Bonds in India gained and the rupee falls after the central bank held back on a widely expected hike in a key rate, continuing with its benign policy stance amid a hawkish turn by most global central banks.
The yield on five-year bonds fall 17 basis points to 6.20%, while that on 10-year note declined by ten points to 6.70%. The rupee falls as much as 0.4% to 75.0687 against the dollar to be Asia’s worst-performing currency on Thursday. Stocks advanced.
That’s after the Reserve Bank of India (RBI) kept the reverse repo rate, the rate at which it absorbs cash from banks, unchanged at 3.35%, belying majority expectations of a hike.
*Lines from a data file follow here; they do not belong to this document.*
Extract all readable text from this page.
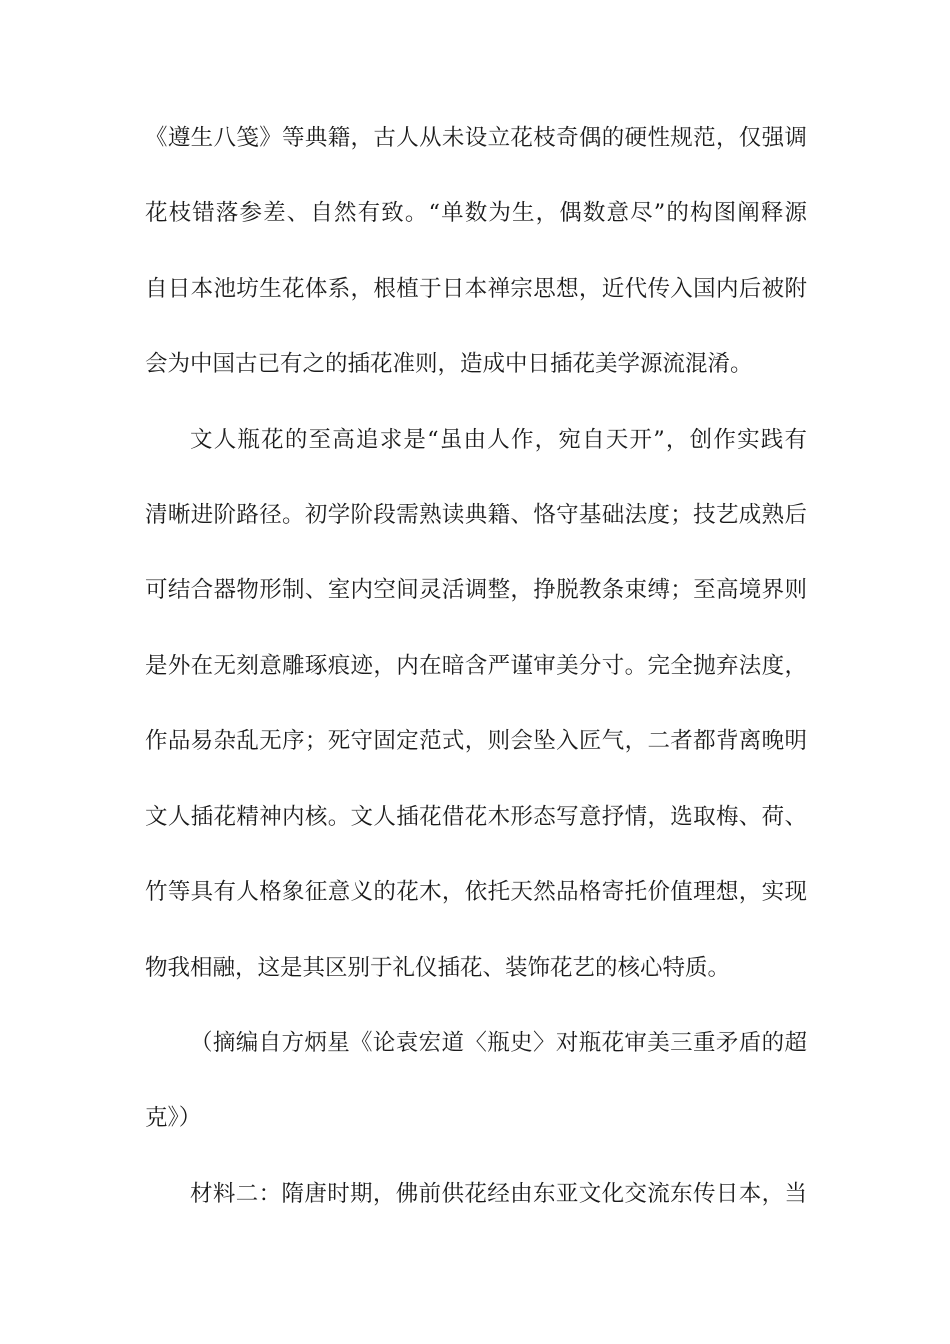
《遵生八笺》等典籍，古人从未设立花枝奇偶的硬性规范，仅强调
花枝错落参差、自然有致。“单数为生，偶数意尽”的构图阐释源
自日本池坊生花体系，根植于日本禅宗思想，近代传入国内后被附
会为中国古已有之的插花准则，造成中日插花美学源流混淆。
文人瓶花的至高追求是“虽由人作，宛自天开”，创作实践有
清晰进阶路径。初学阶段需熟读典籍、恪守基础法度；技艺成熟后
可结合器物形制、室内空间灵活调整，挣脱教条束缚；至高境界则
是外在无刻意雕琢痕迹，内在暗含严谨审美分寸。完全抛弃法度，
作品易杂乱无序；死守固定范式，则会坠入匠气，二者都背离晚明
文人插花精神内核。文人插花借花木形态写意抒情，选取梅、荷、
竹等具有人格象征意义的花木，依托天然品格寄托价值理想，实现
物我相融，这是其区别于礼仪插花、装饰花艺的核心特质。
（摘编自方炳星《论袁宏道〈瓶史〉对瓶花审美三重矛盾的超
克》）
材料二：隋唐时期，佛前供花经由东亚文化交流东传日本，当
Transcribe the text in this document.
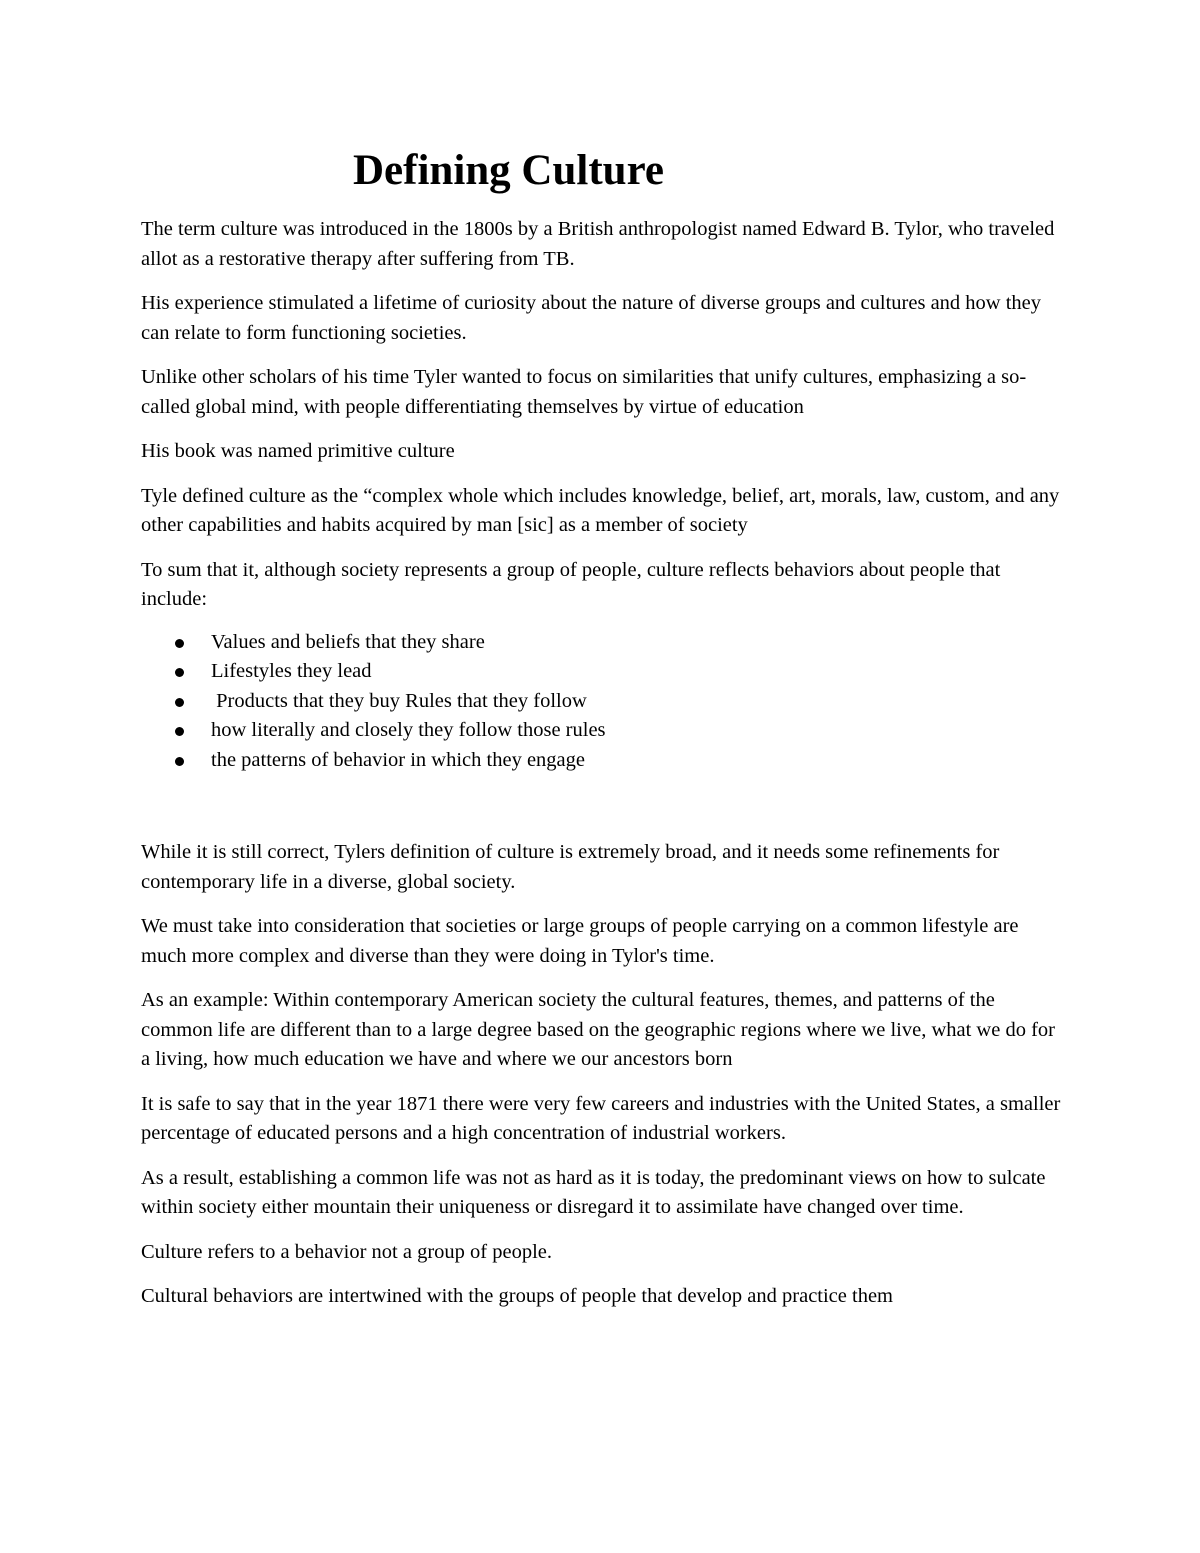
Defining Culture

The term culture was introduced in the 1800s by a British anthropologist named Edward B. Tylor, who traveled allot as a restorative therapy after suffering from TB.

His experience stimulated a lifetime of curiosity about the nature of diverse groups and cultures and how they can relate to form functioning societies.

Unlike other scholars of his time Tyler wanted to focus on similarities that unify cultures, emphasizing a so-called global mind, with people differentiating themselves by virtue of education

His book was named primitive culture

Tyle defined culture as the “complex whole which includes knowledge, belief, art, morals, law, custom, and any other capabilities and habits acquired by man [sic] as a member of society

To sum that it, although society represents a group of people, culture reflects behaviors about people that include:

Values and beliefs that they share
Lifestyles they lead
Products that they buy Rules that they follow
how literally and closely they follow those rules
the patterns of behavior in which they engage

While it is still correct, Tylers definition of culture is extremely broad, and it needs some refinements for contemporary life in a diverse, global society.

We must take into consideration that societies or large groups of people carrying on a common lifestyle are much more complex and diverse than they were doing in Tylor's time.

As an example: Within contemporary American society the cultural features, themes, and patterns of the common life are different than to a large degree based on the geographic regions where we live, what we do for a living, how much education we have and where we our ancestors born

It is safe to say that in the year 1871 there were very few careers and industries with the United States, a smaller percentage of educated persons and a high concentration of industrial workers.

As a result, establishing a common life was not as hard as it is today, the predominant views on how to sulcate within society either mountain their uniqueness or disregard it to assimilate have changed over time.

Culture refers to a behavior not a group of people.

Cultural behaviors are intertwined with the groups of people that develop and practice them
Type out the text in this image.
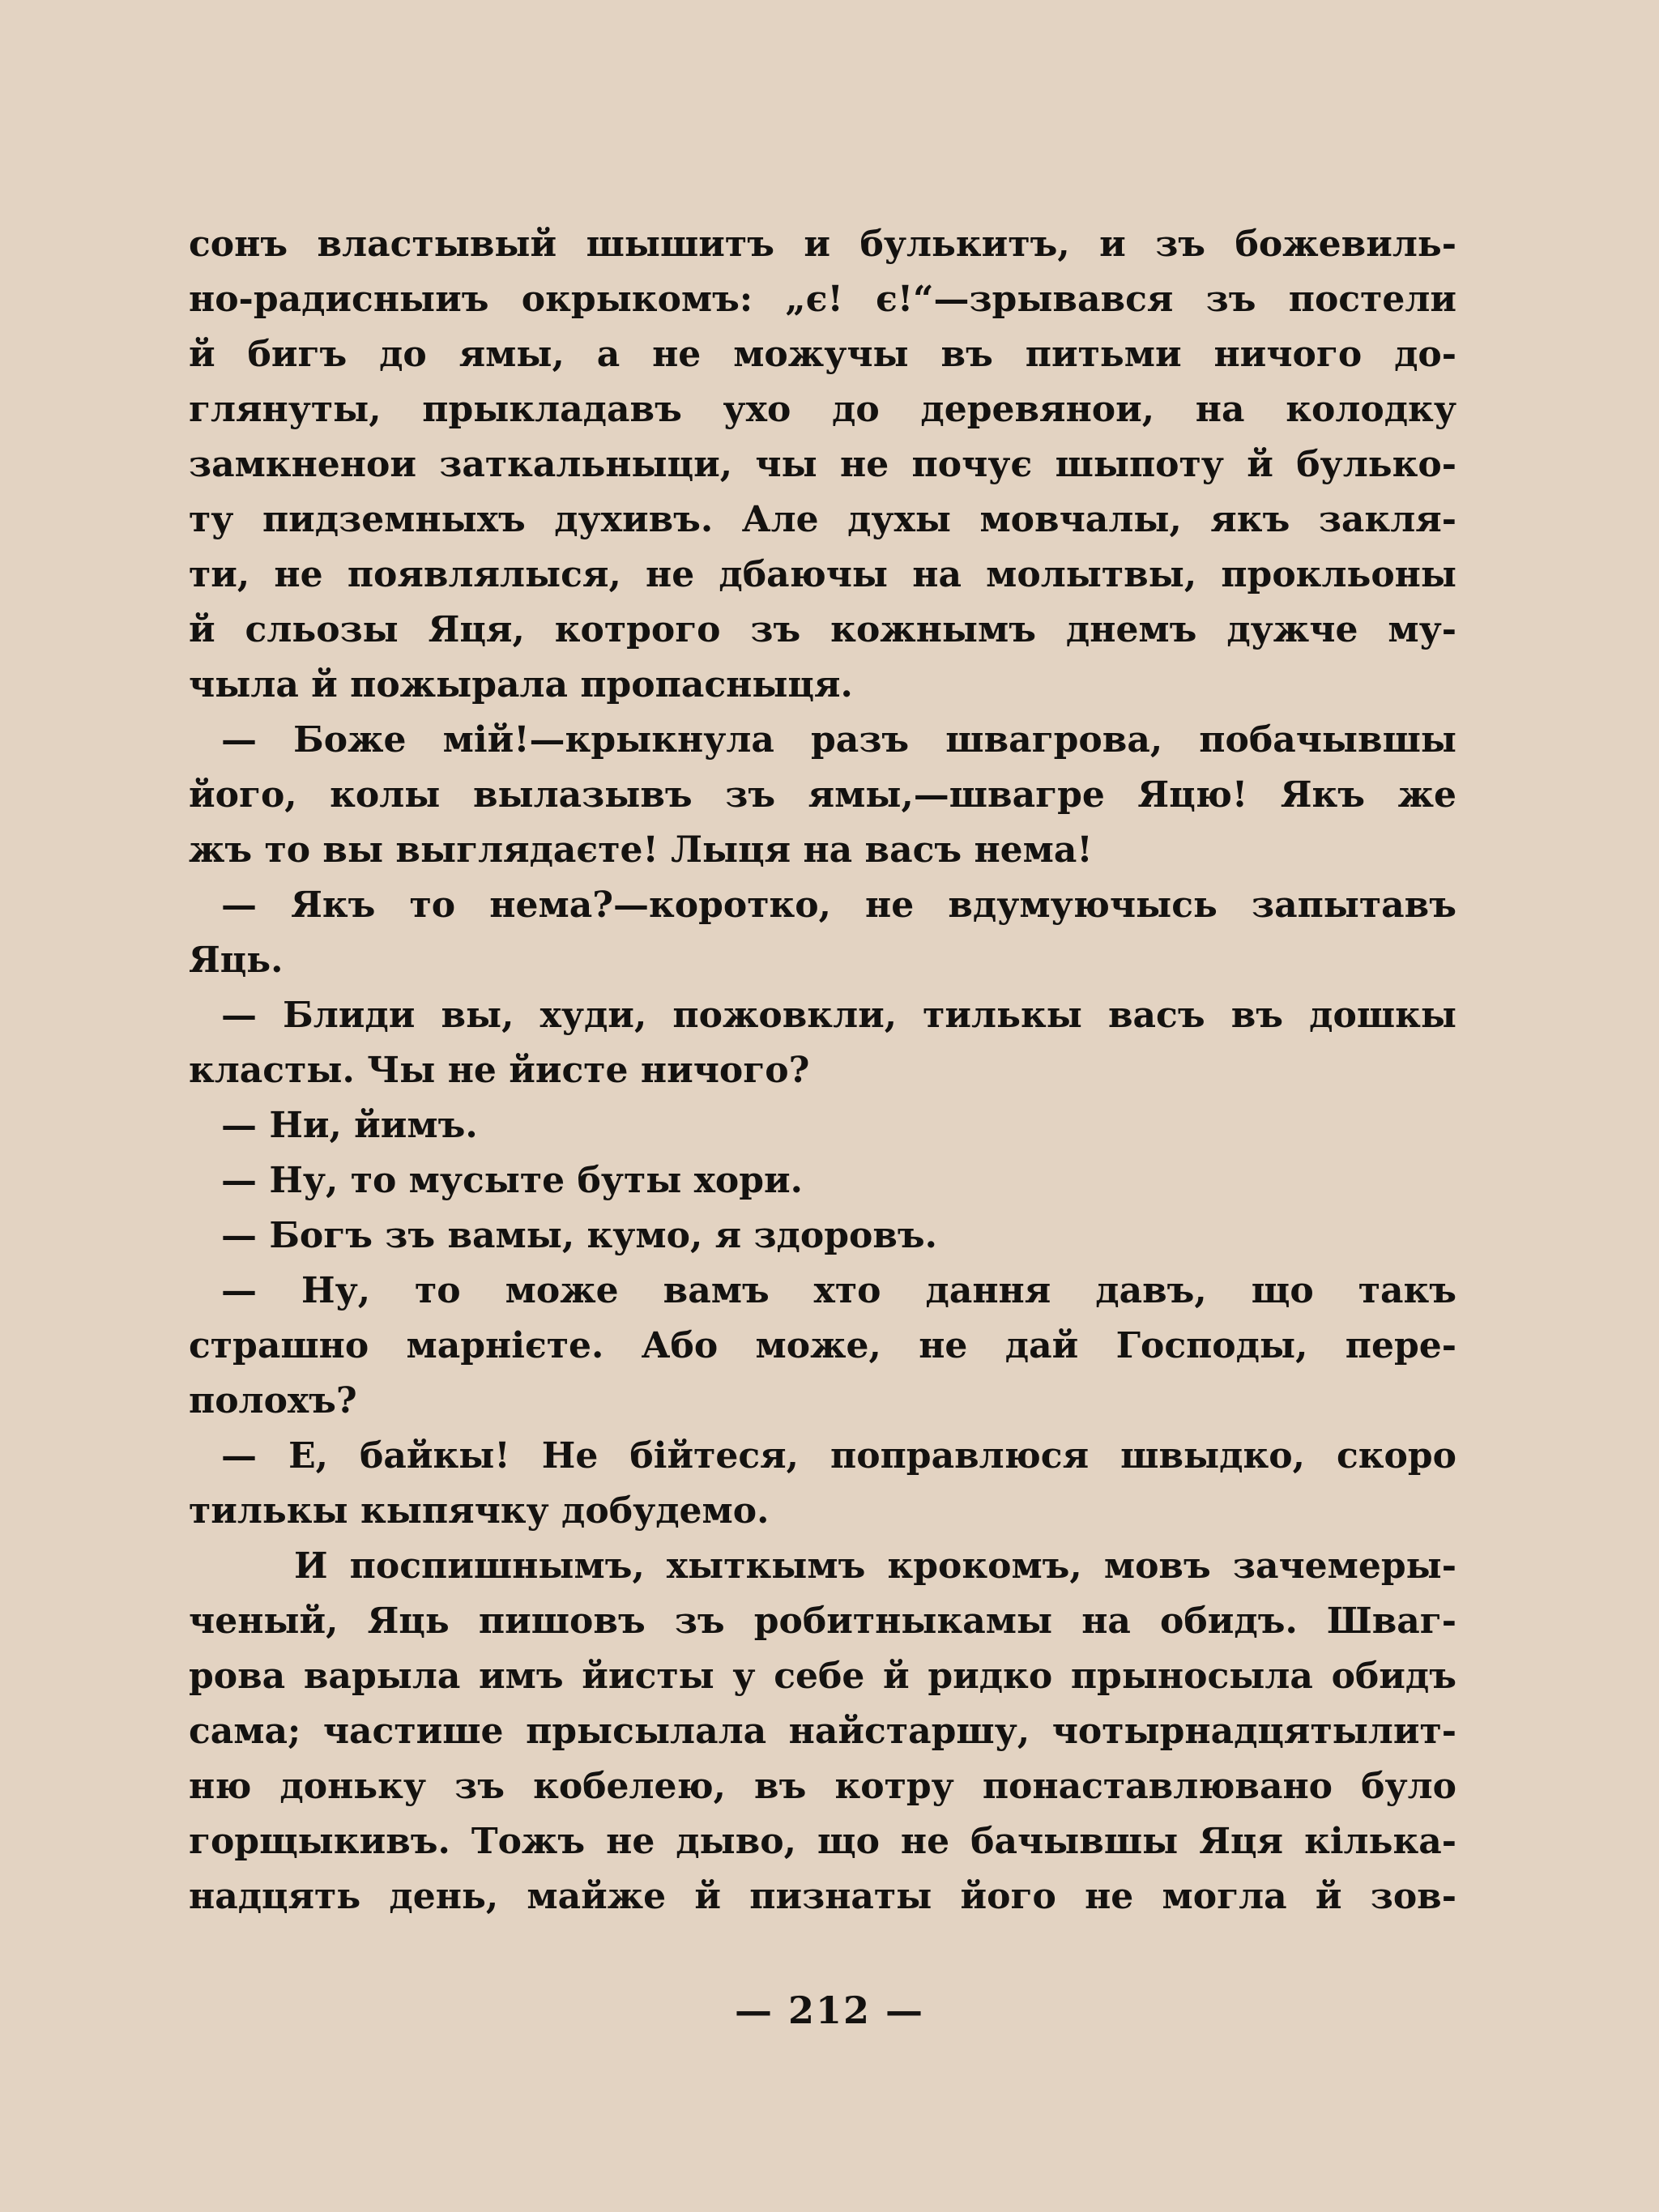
сонъ властывый шышитъ и булькитъ, и зъ божевиль-
но-радисныиъ окрыкомъ: „є! є!“—зрывався зъ постели
й бигъ до ямы, а не можучы въ питьми ничого до-
глянуты, прыкладавъ ухо до деревянои, на колодку
замкненои заткальныци, чы не почує шыпоту й булько-
ту пидземныхъ духивъ. Але духы мовчалы, якъ закля-
ти, не появлялыся, не дбаючы на молытвы, прокльоны
й сльозы Яця, котрого зъ кожнымъ днемъ дужче му-
чыла й пожырала пропасныця.
— Боже мій!—крыкнула разъ швагрова, побачывшы
його, колы вылазывъ зъ ямы,—швагре Яцю! Якъ же
жъ то вы выглядаєте! Лыця на васъ нема!
— Якъ то нема?—коротко, не вдумуючысь запытавъ
Яць.
— Блиди вы, худи, пожовкли, тилькы васъ въ дошкы
класты. Чы не йисте ничого?
— Ни, йимъ.
— Ну, то мусыте буты хори.
— Богъ зъ вамы, кумо, я здоровъ.
— Ну, то може вамъ хто дання давъ, що такъ
страшно марнієте. Або може, не дай Господы, пере-
полохъ?
— Е, байкы! Не бійтеся, поправлюся швыдко, скоро
тилькы кыпячку добудемо.
И поспишнымъ, хыткымъ крокомъ, мовъ зачемеры-
ченый, Яць пишовъ зъ робитныкамы на обидъ. Шваг-
рова варыла имъ йисты у себе й ридко прыносыла обидъ
сама; частише прысылала найстаршу, чотырнадцятылит-
ню доньку зъ кобелею, въ котру понаставлювано було
горщыкивъ. Тожъ не дыво, що не бачывшы Яця кілька-
надцять день, майже й пизнаты його не могла й зов-
— 212 —
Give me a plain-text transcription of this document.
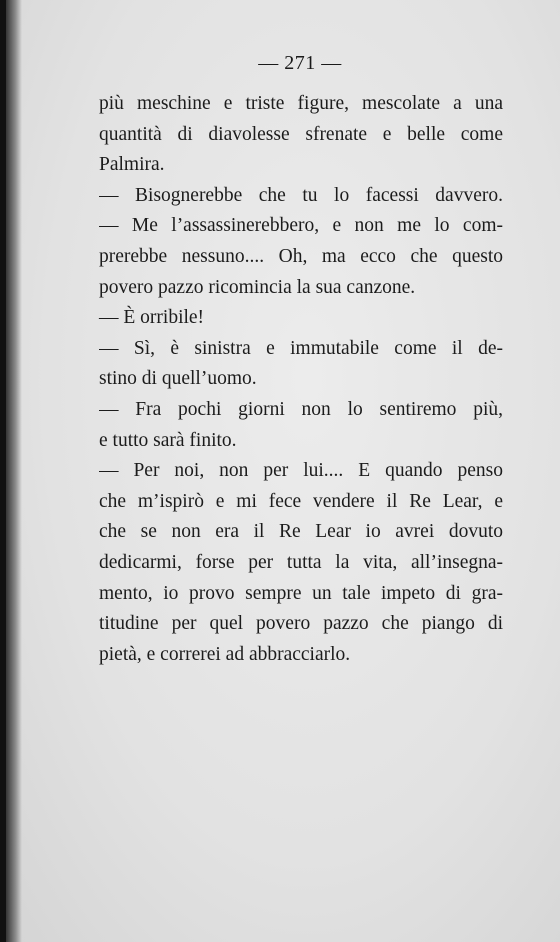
— 271 —
più meschine e triste figure, mescolate a una
quantità di diavolesse sfrenate e belle come
Palmira.
— Bisognerebbe che tu lo facessi davvero.
— Me l’assassinerebbero, e non me lo com-
prerebbe nessuno.... Oh, ma ecco che questo
povero pazzo ricomincia la sua canzone.
— È orribile!
— Sì, è sinistra e immutabile come il de-
stino di quell’uomo.
— Fra pochi giorni non lo sentiremo più,
e tutto sarà finito.
— Per noi, non per lui.... E quando penso
che m’ispirò e mi fece vendere il Re Lear, e
che se non era il Re Lear io avrei dovuto
dedicarmi, forse per tutta la vita, all’insegna-
mento, io provo sempre un tale impeto di gra-
titudine per quel povero pazzo che piango di
pietà, e correrei ad abbracciarlo.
Bond traders still remains concerned about the government’s plan to sell a record 14.95 trillion rupees ($200 billion) of bonds in the next fiscal year even as demand wanes.
“It’s more dovish than most people expected,” said Dhiraj Nim, economist and foreign exchange strategist at Australia & New Zealand Banking Group Ltd. “For bonds, some concerns remain as to how will a large borrowing program be accommodated, on which the RBI was largely silent, especially with tighter liquidity conditions ahead both onshore and globally.”
The RBI separately lowered the inflation outlook to 4.5% for next fiscal from 5.3% seen this year, which allows it room to focus on growth.
Bonds sold off in recent weeks on concerns over higher debt supply and a hardening in yields as central banks globally act on inflationary concerns. India has charted a different path on policy normalisation seeing inflationary pressures as transitory. The 10-year bond yield is still up about 25 basis points this year.
Reserve Bank of India governor Shaktikanta Das said that the RBI will continue to focus on smooth completion of the government borrowing program. “Market participants also have a stake in the orderly evolution of financial conditions and the yield curve. It is expected that market participants will engage responsibly and contribute to cooperative outcomes that benefit all.”
The RBI also increased a special limit for long-term foreign investors in Indian bonds by one trillion rupees ($13.4 billion) to 2.5 trillion rupees, Das said. Authorities will take a calibrated approach to India’s inclusion in global bond indexes, he said addressing a media conference.
New Delhi didn’t enable a widely expected tax scrap for foreigners in the budget which would have paved the way for India’s inclusion in global bond indexes.
“The dovishness of the policy has taken bond markets by surprise,” said Churchil Bhatt, executive vice president at Kotak Mahindra Life Insurance Co. Ltd. “While policy normalization remains inevitable, the implied promise of a calibrated and guided approach by RBI, is likely to ensure an orderly evolution of yield curve in spite of a large government borrowing program.”